Caprine Arthritis Encephalitis (CAE) — CAE is an infection in goats that can lead to chronic disease of the joints. It can turn into encephalitis in some rare occasions. Symptoms of the disease can be varied, but knee joints may become inflamed and swollen, and the goats will slowly lose condition. In some cases the goats will be unable to stand. It is recommended that all of the goats in your herd be tested for CAE.
Scrapie — Scrapie is a degenerative disease that affects the central nervous system of sheep and goats. The disease is fatal and is classified as a transmissible spongiform encephalopathy. Goat breeders should have scrapie numbers issued by the government as well as tags for your animals. One of the signs of scrapie is when the animals scrape their fleeces off against trees, rocks, and fences. Scrapie is infectious and incurable and the most common way to contain it is to destroy the animal. You can find information on how to comply with the rules here.

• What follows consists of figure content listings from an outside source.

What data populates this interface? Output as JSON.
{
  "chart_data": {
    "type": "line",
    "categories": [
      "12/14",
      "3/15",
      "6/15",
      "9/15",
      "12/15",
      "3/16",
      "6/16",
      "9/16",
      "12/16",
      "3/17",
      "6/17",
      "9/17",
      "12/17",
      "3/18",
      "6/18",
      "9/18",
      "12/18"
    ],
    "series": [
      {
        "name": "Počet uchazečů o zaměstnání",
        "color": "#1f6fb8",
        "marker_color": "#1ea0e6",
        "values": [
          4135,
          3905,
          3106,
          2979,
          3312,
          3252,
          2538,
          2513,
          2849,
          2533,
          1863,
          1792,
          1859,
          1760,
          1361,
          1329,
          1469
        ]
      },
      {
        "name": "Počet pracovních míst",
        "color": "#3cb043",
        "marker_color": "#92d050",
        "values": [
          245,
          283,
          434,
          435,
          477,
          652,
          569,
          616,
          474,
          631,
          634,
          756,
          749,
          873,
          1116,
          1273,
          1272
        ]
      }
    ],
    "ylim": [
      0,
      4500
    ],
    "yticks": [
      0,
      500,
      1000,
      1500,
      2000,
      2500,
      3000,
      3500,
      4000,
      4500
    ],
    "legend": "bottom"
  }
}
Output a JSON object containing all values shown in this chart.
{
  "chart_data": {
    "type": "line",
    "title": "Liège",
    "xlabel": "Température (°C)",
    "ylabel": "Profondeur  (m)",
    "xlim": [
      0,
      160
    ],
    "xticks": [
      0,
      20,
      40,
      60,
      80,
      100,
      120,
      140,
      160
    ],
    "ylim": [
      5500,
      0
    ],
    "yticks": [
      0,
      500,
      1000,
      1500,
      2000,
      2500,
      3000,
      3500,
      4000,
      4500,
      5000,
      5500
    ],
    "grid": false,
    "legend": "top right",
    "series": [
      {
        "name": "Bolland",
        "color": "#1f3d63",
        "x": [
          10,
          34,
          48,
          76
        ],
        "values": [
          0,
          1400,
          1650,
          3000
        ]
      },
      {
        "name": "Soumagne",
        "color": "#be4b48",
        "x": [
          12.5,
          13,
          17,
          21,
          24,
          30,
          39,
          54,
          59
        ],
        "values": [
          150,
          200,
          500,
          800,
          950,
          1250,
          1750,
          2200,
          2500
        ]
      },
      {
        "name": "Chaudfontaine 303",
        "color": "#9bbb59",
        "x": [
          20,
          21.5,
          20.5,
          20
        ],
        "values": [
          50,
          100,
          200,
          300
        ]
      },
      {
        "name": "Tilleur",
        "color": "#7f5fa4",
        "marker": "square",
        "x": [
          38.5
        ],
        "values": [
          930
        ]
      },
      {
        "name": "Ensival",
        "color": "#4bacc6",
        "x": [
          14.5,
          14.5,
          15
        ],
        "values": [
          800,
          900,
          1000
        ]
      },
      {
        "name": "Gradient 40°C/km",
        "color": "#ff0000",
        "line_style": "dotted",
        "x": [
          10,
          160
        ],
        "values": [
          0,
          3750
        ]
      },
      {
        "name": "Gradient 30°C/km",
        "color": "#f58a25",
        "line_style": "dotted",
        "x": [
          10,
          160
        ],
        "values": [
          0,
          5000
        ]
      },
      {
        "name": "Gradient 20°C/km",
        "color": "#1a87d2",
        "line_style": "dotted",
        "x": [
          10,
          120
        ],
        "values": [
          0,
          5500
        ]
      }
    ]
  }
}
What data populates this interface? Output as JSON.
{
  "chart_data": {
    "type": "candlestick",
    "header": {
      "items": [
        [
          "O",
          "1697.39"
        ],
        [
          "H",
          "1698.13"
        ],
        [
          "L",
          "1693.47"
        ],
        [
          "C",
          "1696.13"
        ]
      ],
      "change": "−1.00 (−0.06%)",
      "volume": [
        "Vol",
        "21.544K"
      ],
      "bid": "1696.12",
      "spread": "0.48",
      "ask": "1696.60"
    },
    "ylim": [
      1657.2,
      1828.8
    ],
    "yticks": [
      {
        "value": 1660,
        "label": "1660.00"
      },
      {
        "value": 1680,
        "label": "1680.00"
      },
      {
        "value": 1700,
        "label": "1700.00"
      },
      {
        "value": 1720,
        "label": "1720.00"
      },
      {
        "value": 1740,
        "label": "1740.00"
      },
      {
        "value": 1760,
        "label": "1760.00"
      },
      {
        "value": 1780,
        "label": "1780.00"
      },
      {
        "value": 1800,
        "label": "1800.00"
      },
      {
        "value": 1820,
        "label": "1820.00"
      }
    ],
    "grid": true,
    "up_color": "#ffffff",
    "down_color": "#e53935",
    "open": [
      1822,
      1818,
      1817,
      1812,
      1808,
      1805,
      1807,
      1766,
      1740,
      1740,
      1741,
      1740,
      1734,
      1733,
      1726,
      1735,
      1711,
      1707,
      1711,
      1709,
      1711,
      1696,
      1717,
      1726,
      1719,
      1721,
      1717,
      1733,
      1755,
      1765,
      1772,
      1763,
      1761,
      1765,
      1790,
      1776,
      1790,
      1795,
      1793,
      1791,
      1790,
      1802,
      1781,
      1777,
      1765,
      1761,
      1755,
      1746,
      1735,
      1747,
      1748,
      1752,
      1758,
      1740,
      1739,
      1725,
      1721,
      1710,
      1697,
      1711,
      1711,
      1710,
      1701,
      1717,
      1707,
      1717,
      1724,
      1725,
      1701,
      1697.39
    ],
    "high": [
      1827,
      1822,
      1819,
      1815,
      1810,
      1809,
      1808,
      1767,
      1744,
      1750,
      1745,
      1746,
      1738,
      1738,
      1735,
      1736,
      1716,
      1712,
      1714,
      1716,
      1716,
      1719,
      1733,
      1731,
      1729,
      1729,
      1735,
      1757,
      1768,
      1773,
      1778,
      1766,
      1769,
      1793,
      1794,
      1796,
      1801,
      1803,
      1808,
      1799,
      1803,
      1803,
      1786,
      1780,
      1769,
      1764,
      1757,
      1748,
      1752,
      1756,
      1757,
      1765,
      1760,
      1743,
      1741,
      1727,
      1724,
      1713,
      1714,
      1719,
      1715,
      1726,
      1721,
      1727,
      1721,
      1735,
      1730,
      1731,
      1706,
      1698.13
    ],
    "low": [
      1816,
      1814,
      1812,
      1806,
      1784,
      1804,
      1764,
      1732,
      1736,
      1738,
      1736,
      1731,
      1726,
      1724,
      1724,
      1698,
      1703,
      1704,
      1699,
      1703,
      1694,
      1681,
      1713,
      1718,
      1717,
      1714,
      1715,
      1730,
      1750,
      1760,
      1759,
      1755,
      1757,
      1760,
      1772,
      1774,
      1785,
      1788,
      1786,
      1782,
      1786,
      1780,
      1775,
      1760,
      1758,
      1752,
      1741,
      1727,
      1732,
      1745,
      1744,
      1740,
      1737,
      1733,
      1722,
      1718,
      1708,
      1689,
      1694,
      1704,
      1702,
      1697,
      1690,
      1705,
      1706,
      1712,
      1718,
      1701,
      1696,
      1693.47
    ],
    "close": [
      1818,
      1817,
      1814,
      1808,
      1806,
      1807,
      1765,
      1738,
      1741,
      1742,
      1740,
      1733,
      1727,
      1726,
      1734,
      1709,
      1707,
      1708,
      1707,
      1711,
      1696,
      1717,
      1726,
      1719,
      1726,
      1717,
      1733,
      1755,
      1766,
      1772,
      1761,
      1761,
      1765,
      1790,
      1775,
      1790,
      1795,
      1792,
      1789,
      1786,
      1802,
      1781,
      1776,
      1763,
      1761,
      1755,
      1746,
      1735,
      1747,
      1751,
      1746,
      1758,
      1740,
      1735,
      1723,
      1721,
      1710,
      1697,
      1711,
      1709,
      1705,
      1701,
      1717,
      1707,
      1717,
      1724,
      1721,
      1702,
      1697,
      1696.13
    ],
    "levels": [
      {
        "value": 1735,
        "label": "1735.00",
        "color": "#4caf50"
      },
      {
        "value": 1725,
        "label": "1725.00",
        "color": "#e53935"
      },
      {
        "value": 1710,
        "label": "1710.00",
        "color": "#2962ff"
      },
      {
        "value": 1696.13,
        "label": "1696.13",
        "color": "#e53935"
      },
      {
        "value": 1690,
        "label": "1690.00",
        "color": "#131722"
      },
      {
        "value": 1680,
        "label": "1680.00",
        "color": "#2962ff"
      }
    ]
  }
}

Coccidia — Coccidia is a parasite that can infect your goats with symptoms that can be slight to serious. The disease can infect all mammals and can cause fever, vomiting, diarrhea, muscle pain, and nervous system effects and changes to behavior, and may lead to death. To keep coccidia under control you should keep your pens clean, keep feed off the ground, and treat your kids on a regular basis. Talk to your vet about establishing a treatment plan. Treating the kids in your herd can help them build up some immunity.
Caseous Lymphadenitis (CLA) — The bacteria Corynebacterium pseudotuberculosis causes CLA in goats and other animals. The disease causes abscessed lymph nodes. It can be seen during an autopsy as internal abscesses. You need to be careful around ruptured abscesses because it can infect you as well as other goats and sheep. Fainting goats with abscesses should be isolated. When draining the lumps, take precautions to avoid contaminating yourself and the environment.
Soremouth or Contagious Ecthyma — Soremouth is a painful and very contagious condition for goats and sheep. It can also effect humans. The disease usually forms lesions on the mouth and lips. It’s not fatal, but can cause a great loss in productivity. If your kids are infected and they are still suckling they can transmit the sores to the doe’s udder. This can make the doe prone to mastitis and be slow to heal.
How to Treat Fainting Goat Diseases
When it comes to fainting goat diseases, or really diseases for any goats, prevention is the best thing you can do. Vaccinations are a large part of this. The vaccinations your goats receive will depend on the area your farm is located, however some vaccines, like entero and tetanus, are standard wherever you live. Consult with your veterinarian to plan which vaccines to give your fainting goats and how often.
A strong program of herd management can help minimize these kinds of problems for your animals, yourself, and your operation. The more you can do for prevention the less headaches you’ll have later on.